Deep-sea nutrient loss inferred from the marine dissolved N2/Ar ratio

Authors


Corresponding author: R. C. Hamme, School of Earth and Ocean Sciences, University of Victoria, P.O. Box 1700 STN CSC, Victoria, British Columbia, V8W 2Y2, Canada. (rhamme@uvic.ca)

Abstract

[1] Some estimates of the budget of bioavailable nitrogen (fixed-N) suggest that the oceanic nitrogen cycle is grossly out of balance. We use observations of dissolved N2/Ar ratios along abyssal flow paths in the ocean to investigate fixed-N loss by benthic denitrification, one of the largest uncertainties.

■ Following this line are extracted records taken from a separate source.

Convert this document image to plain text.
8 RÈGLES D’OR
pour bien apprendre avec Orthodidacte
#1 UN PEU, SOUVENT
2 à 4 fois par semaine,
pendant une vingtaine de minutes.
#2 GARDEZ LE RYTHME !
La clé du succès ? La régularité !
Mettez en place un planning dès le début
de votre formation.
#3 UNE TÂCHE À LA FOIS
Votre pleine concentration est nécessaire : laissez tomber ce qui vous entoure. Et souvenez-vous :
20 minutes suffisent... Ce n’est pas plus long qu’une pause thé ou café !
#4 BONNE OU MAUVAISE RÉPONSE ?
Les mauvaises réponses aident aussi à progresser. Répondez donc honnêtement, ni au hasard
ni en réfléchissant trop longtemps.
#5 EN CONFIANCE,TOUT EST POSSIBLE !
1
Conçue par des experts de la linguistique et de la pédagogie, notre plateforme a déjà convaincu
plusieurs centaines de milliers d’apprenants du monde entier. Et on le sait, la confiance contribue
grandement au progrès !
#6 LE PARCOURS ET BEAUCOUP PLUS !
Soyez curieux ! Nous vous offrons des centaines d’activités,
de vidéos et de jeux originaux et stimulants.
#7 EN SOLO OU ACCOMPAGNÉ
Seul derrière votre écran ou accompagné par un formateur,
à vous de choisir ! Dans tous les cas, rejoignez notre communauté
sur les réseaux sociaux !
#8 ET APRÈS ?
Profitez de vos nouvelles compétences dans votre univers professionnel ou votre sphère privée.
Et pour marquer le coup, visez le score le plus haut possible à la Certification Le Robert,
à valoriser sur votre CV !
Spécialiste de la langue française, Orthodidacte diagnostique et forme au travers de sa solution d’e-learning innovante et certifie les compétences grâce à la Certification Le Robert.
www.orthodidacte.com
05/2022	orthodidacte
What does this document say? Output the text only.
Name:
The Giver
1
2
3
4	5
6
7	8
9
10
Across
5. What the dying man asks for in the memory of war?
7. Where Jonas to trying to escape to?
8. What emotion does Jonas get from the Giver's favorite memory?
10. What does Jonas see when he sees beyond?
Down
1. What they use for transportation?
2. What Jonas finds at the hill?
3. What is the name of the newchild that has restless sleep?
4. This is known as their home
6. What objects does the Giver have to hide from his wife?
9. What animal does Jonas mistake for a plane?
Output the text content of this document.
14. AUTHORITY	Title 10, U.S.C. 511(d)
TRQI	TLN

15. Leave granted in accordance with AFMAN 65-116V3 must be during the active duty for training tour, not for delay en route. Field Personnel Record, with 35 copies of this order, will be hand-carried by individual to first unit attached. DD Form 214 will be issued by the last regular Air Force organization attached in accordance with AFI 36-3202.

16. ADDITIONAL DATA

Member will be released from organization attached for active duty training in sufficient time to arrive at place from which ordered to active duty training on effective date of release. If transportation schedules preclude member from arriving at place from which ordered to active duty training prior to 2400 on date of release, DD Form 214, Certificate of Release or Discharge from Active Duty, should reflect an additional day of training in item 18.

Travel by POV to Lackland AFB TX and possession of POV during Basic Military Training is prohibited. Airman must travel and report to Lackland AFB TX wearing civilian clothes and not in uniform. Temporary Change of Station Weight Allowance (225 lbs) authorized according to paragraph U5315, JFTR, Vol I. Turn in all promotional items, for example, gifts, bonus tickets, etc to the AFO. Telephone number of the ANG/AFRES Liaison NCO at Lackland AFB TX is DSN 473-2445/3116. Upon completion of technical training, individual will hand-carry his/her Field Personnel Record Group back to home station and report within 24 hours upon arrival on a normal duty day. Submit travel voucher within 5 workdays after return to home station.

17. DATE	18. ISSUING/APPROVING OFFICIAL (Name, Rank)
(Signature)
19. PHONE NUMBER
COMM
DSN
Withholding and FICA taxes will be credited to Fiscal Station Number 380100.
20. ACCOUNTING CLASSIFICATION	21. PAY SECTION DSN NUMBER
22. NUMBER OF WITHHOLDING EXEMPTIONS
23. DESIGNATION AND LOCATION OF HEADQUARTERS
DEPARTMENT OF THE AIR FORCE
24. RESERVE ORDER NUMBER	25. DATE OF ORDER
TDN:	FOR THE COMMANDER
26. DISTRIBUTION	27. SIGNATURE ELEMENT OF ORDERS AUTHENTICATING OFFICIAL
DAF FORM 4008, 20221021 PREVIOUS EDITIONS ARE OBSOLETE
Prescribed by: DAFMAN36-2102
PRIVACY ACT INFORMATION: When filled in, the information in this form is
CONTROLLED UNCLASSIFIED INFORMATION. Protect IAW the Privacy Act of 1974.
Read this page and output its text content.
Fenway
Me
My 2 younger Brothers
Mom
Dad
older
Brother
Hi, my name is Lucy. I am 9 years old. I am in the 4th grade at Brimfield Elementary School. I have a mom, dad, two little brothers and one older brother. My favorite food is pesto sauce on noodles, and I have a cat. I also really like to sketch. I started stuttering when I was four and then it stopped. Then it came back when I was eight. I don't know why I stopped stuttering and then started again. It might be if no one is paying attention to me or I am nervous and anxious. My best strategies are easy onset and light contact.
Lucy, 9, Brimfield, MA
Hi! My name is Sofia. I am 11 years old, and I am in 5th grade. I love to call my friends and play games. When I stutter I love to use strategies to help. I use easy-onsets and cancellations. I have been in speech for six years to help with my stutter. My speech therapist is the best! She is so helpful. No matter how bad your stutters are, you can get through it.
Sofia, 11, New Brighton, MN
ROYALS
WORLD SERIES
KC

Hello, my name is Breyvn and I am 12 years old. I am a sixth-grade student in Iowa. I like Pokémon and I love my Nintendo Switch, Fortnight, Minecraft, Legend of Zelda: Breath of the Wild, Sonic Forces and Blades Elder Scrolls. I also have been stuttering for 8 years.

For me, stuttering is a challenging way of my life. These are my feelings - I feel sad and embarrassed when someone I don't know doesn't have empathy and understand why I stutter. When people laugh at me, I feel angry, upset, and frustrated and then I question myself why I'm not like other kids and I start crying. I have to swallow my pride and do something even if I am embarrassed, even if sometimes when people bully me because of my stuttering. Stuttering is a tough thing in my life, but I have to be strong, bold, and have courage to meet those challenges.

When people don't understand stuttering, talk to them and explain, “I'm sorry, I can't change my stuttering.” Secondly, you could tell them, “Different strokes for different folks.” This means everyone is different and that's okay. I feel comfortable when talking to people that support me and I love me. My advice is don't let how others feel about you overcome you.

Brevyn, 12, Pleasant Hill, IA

Dissolved N2/Ar in the deep-sea increases from the North Atlantic to the North Pacific. At depths >3500 m, this can be explained by the mixing of low N2/Ar source waters from the North Atlantic with high N2/Ar source waters from the Southern Ocean. Benthic denitrification in sediments bathed by these abyssal waters is below the detection limit. However, measureable increases in N2/Ar at depths of 2000–3000 m between the subtropical and subarctic North Pacific, regions that share the same source water, must be caused by benthic denitrification. The Cascadia Basin, with high denitrification rates and connection to the open North Pacific, is a likely source.